Their first year on the island, they thought they were the only Jews there, says Rubi Peretz. “There was nothing, no community framework. Eventually, we met some other Israelis and Spanish-speaking Jews.”
They were elated to hear of Chabad’s plans, and the other Island Jews have been very supportive, says Doron. “Chabad has a reputation: They bring together all kinds of Jews, religious or not. People want to connect with them.”
The Rosens will be working under the auspices of Rabbi David Liebersohn, director of ,Chabad-Lubavitch of Barcelona, who has been coordinating visits to the islands by Chabad’s Roving Rabbis for decades and is responsible for expanding Chabad-Lubavitch in Spain.
Ben Elsner from Prague who visited Tenerife last October, spending the entire winter there, had been hoping to find Chabad on the island. “Having been familiar with Chabad for 20 years and its vast worldwide network, I was wondering why there wasn’t one on Tenerife,” he says.
He decided to do something about it, calling Liebersohn in Barcelona and suggesting that they work together on establishing a local center. “And in September they arrived! It should be very successful—Tenerife is the ‘Florida of Europe’ and many of the tourists are Jewish. This is a great achievement and necessity.”
“They have created such a beautiful link between the Jews here, so many young families with children who have never met,” says Rodriguez. “The Rosens are the glue that makes us all come together. We absolutely love them! They’re wonderful people, really sweet, giving and dedicated. They taught us a lot about things we’d never know. Having grown up in Tenerife and living in Tel Aviv for years, I had no community besides my family. They would only celebrate the main chagim, and nobody ever explained anything.

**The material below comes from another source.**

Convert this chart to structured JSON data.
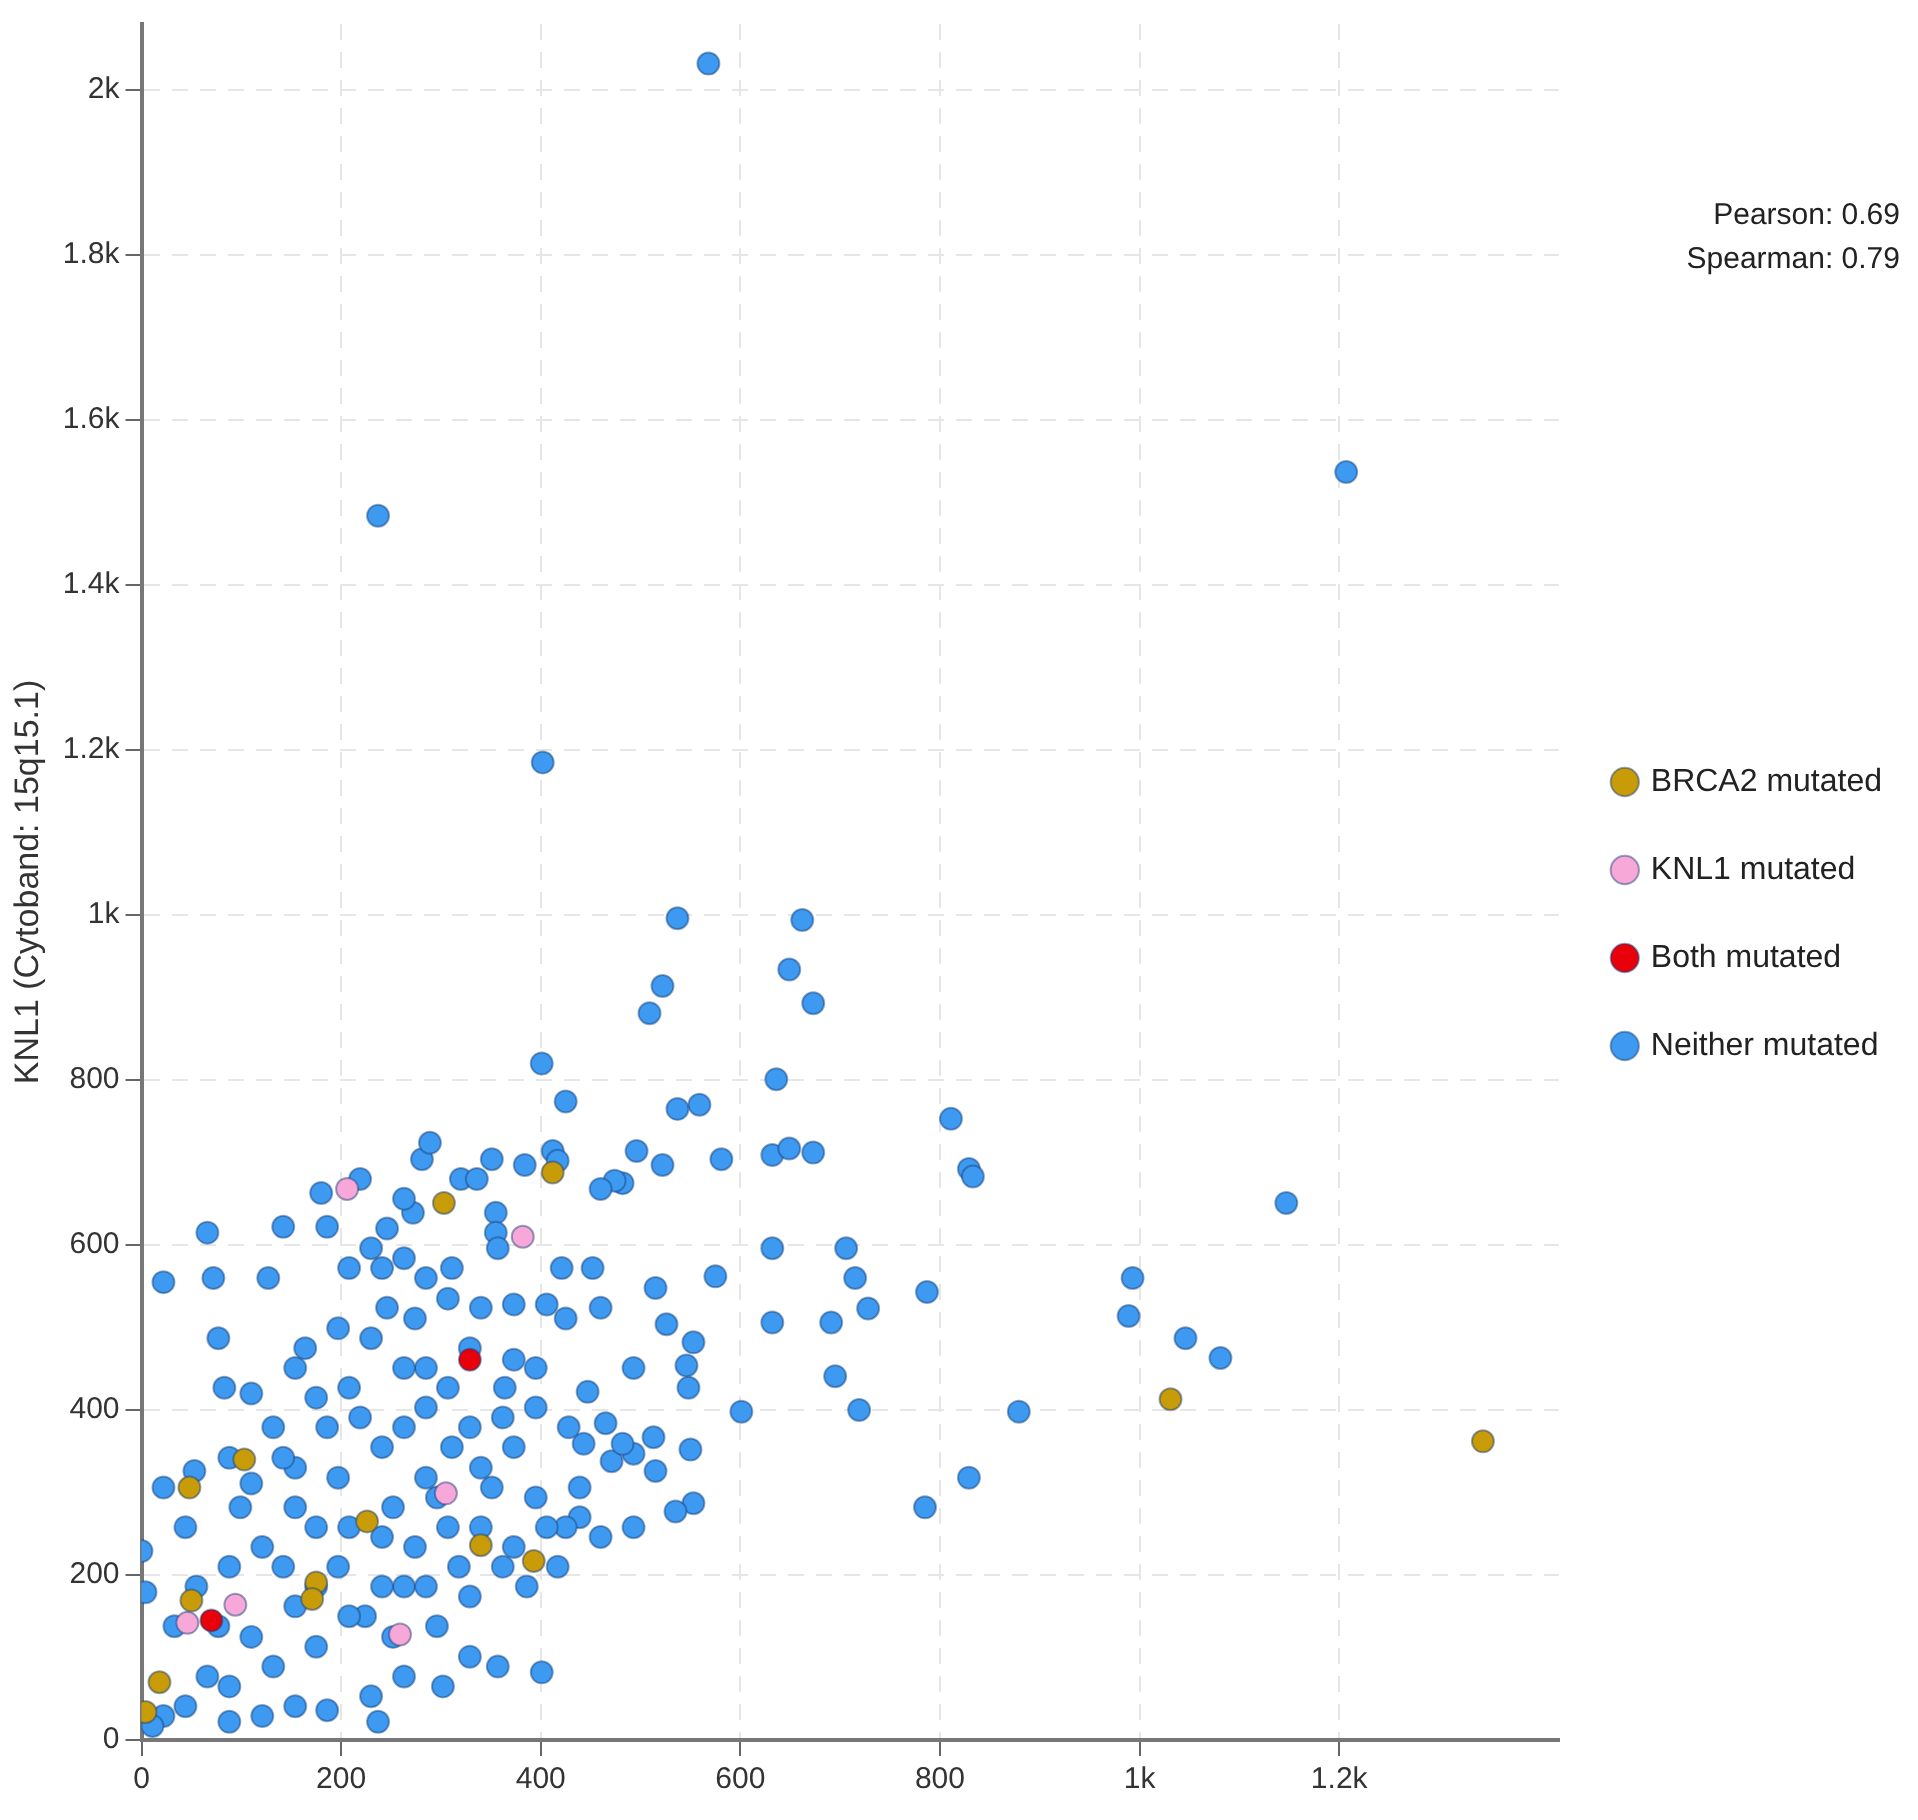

Finally, I had someone who explained everything.”
Rodriguez hopes that the Rosens will live in the north of the island (“I want them near me!”) but Rabbi Rosen says that those in the south are equally insistent. “We’re going to travel all over Tenerife and to the neighboring islands, such as Gran Canaria, where there is a small Jewish community, and connect with everybody,” he affirms.
“This is so important to us,” says Rubi Peretz. “We never dreamed it … and then we had 18 kids sitting together on the floor with Chava!”
“You think you’re alone,” adds her husband, “and suddenly, you see this.”